Como aquilo me atraía. O reflexo dourado, a profusão de bolhas, o exagero de espuma. Perto dos 15 anos, atração igual eu apenas sentia pela filha do melhor freguês do meu pai, moça já feita. Mal percebia que não era capaz de dar conta de uma coisa nem de outra.
Era o tempo em que os maus negócios da padaria empurravam meu velho ao ramo do bar e da lanchonete. “Pão exige muito e rende pouco”, justificava ele a migração lenta, gradual, para o que seria sua última atividade no comércio. Pouco tempo depois, embarcaria no hoje extinto Departamento Nacional de Estradas e Rodagem, aposentando-se como funcionário público. E foi assim que sustentou a família até o fim de seus dias.
Mas, naqueles idos, o bar ao lado puxava aquele freguês a uma das mesas, enquanto o balcão de pães e bolos prendia a atenção da moça bonita.
E eu, ali, aflito, em insuficiências de idade, um olho na loira e outro na morena, a padecer dos meus dois primeiros alumbramentos, com o perdão de Bandeira que só teve um.

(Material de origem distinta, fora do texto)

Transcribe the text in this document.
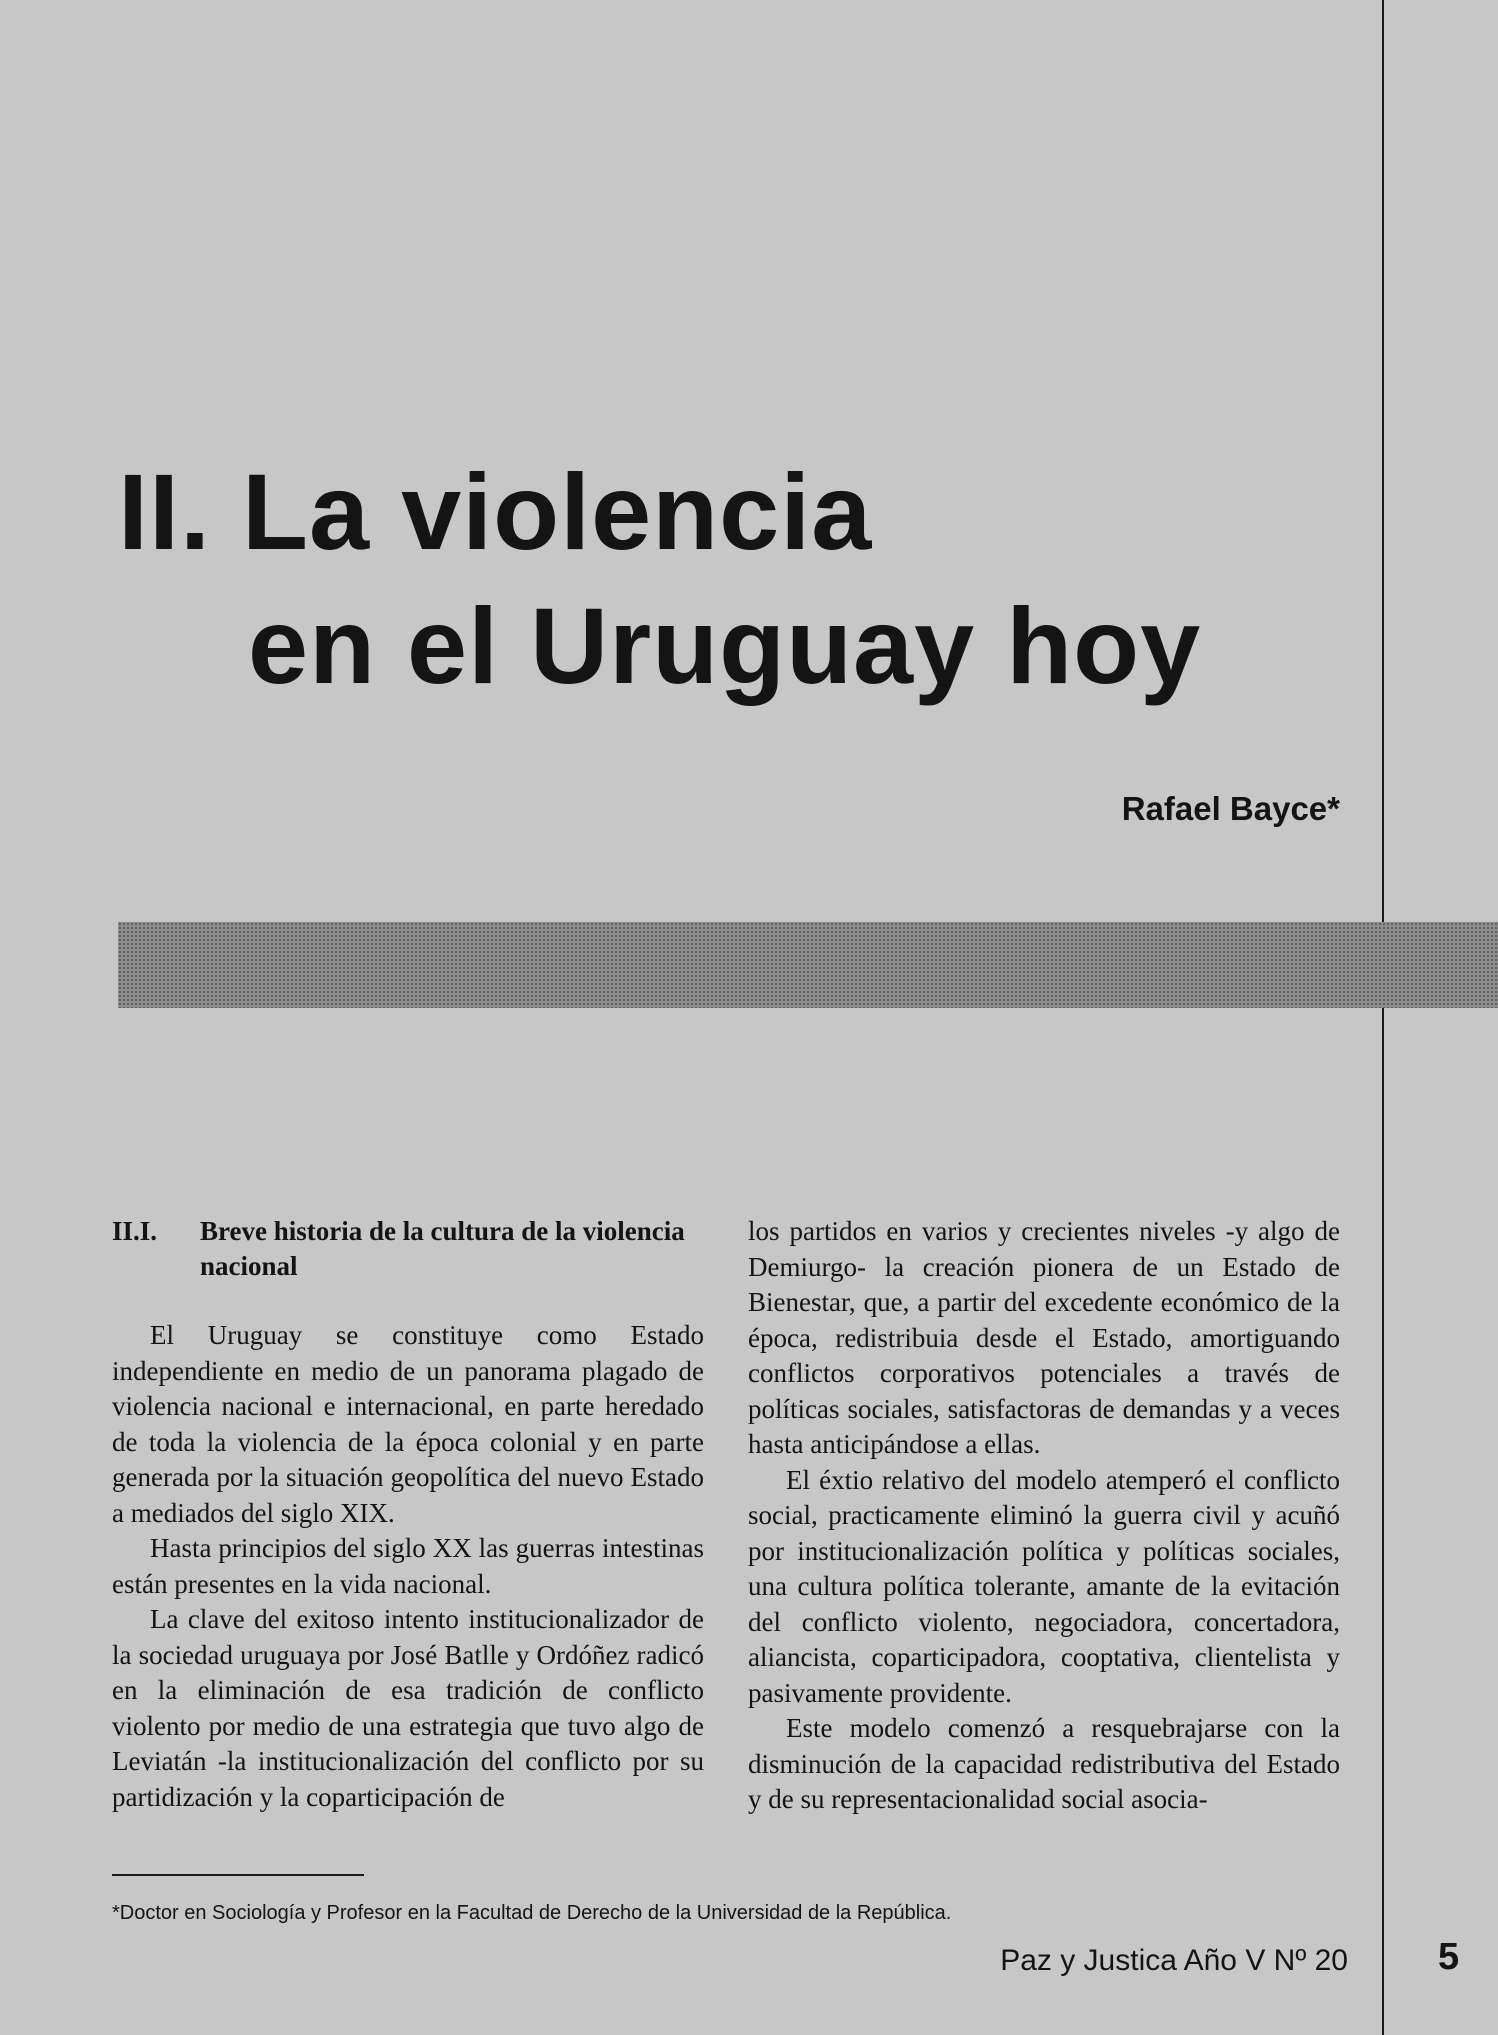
II. La violencia
en el Uruguay hoy

Rafael Bayce*

II.I.	Breve historia de la cultura de la violencia nacional

El Uruguay se constituye como Estado independiente en medio de un panorama plagado de violencia nacional e internacional, en parte heredado de toda la violencia de la época colonial y en parte generada por la situación geopolítica del nuevo Estado a mediados del siglo XIX.

Hasta principios del siglo XX las guerras intestinas están presentes en la vida nacional.

La clave del exitoso intento institucionalizador de la sociedad uruguaya por José Batlle y Ordóñez radicó en la eliminación de esa tradición de conflicto violento por medio de una estrategia que tuvo algo de Leviatán -la institucionalización del conflicto por su partidización y la coparticipación de

los partidos en varios y crecientes niveles -y algo de Demiurgo- la creación pionera de un Estado de Bienestar, que, a partir del excedente económico de la época, redistribuia desde el Estado, amortiguando conflictos corporativos potenciales a través de políticas sociales, satisfactoras de demandas y a veces hasta anticipándose a ellas.

El éxtio relativo del modelo atemperó el conflicto social, practicamente eliminó la guerra civil y acuñó por institucionalización política y políticas sociales, una cultura política tolerante, amante de la evitación del conflicto violento, negociadora, concertadora, aliancista, coparticipadora, cooptativa, clientelista y pasivamente providente.

Este modelo comenzó a resquebrajarse con la disminución de la capacidad redistributiva del Estado y de su representacionalidad social asocia-

*Doctor en Sociología y Profesor en la Facultad de Derecho de la Universidad de la República.

Paz y Justica Año V Nº 20 5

Luiz, o garçom, abria a garrafa e provocava o chiado do líquido borbulhante, em temperatura polar. Com que gosto o homem sorvia copos seguidos, melando o bigode. Ele o tinha branco, longo, farto e disso cuidava como não cuidava da filha, fossem verdadeiros os cochichos dos adultos.
Eu não acreditava. Eram, certamente, uns despeitados. Não escondiam a gula, o que me fazia reparar, também, na situação absurda, risível, por mais que a autocrítica me doesse: um pirralho mal saído dos cueiros e um bando de velhos, todos nós desejosos, em vão, do mesmo quitute.
“Mosca de padaria”, diria meu pai, se soubesse o que vinha à mente do filho em fase de crescimento. Sabem não? Pois bem, mosca de padaria apenas fica de fora a lamber o vidro. Não come nada.
E a morena continuou a ignorar este imberbe e os decrépitos até encontrar o meio termo: um sujeito sortudo de vinte e poucos anos com quem ganhou o mundo e, a bem da verdade, outras coisas. Mas é outra história.
Restava-me a loira e esta não me escaparia. Certa vez, sozinho, fim de noite, portas já baixadas e com o encargo de levar a chave para casa, decidi que aquele era o momento. Retirei a mais gelada das garrafas do frízer, peguei um copo limpíssimo e iniciei a operação à altura dos olhos, sem deixar cair um pingo, cuidadoso feito um daqueles antigos farmacêuticos no manejo de provetas.
Bolhas rodopiavam e subiam em direção ao colar branquinho. Era como se contrariassem a Lei da Gravidade a fim de também me levar à contravenção do código paterno.
Se eu fosse flagrado, terminaria em Pindobal, a colônia de reeducação infanto-juvenil instalada lá para as bandas de Mamanguape com a qual os pais de antigamente ameaçavam os filhos rebeldes.
Não havia, porém, como resistir à tentação de algo assim desejado. Pindobal que se danasse. Eu tinha que experimentar aquilo, sentir o sabor daquela efervescência de ouro, daquela erupção hipnótica, misteriosa, que a mim então se oferecia, entre quatro paredes, concupiscente, sensual, indecorosa.
Levei o copo aos lábios, cerimonioso, cuidadoso como num beijo em boca virgem. E me espantei. Nunca havia, até então, provado coisa tão ruim. O restante foi à pia.
Ah, a juventude e suas incapacidades.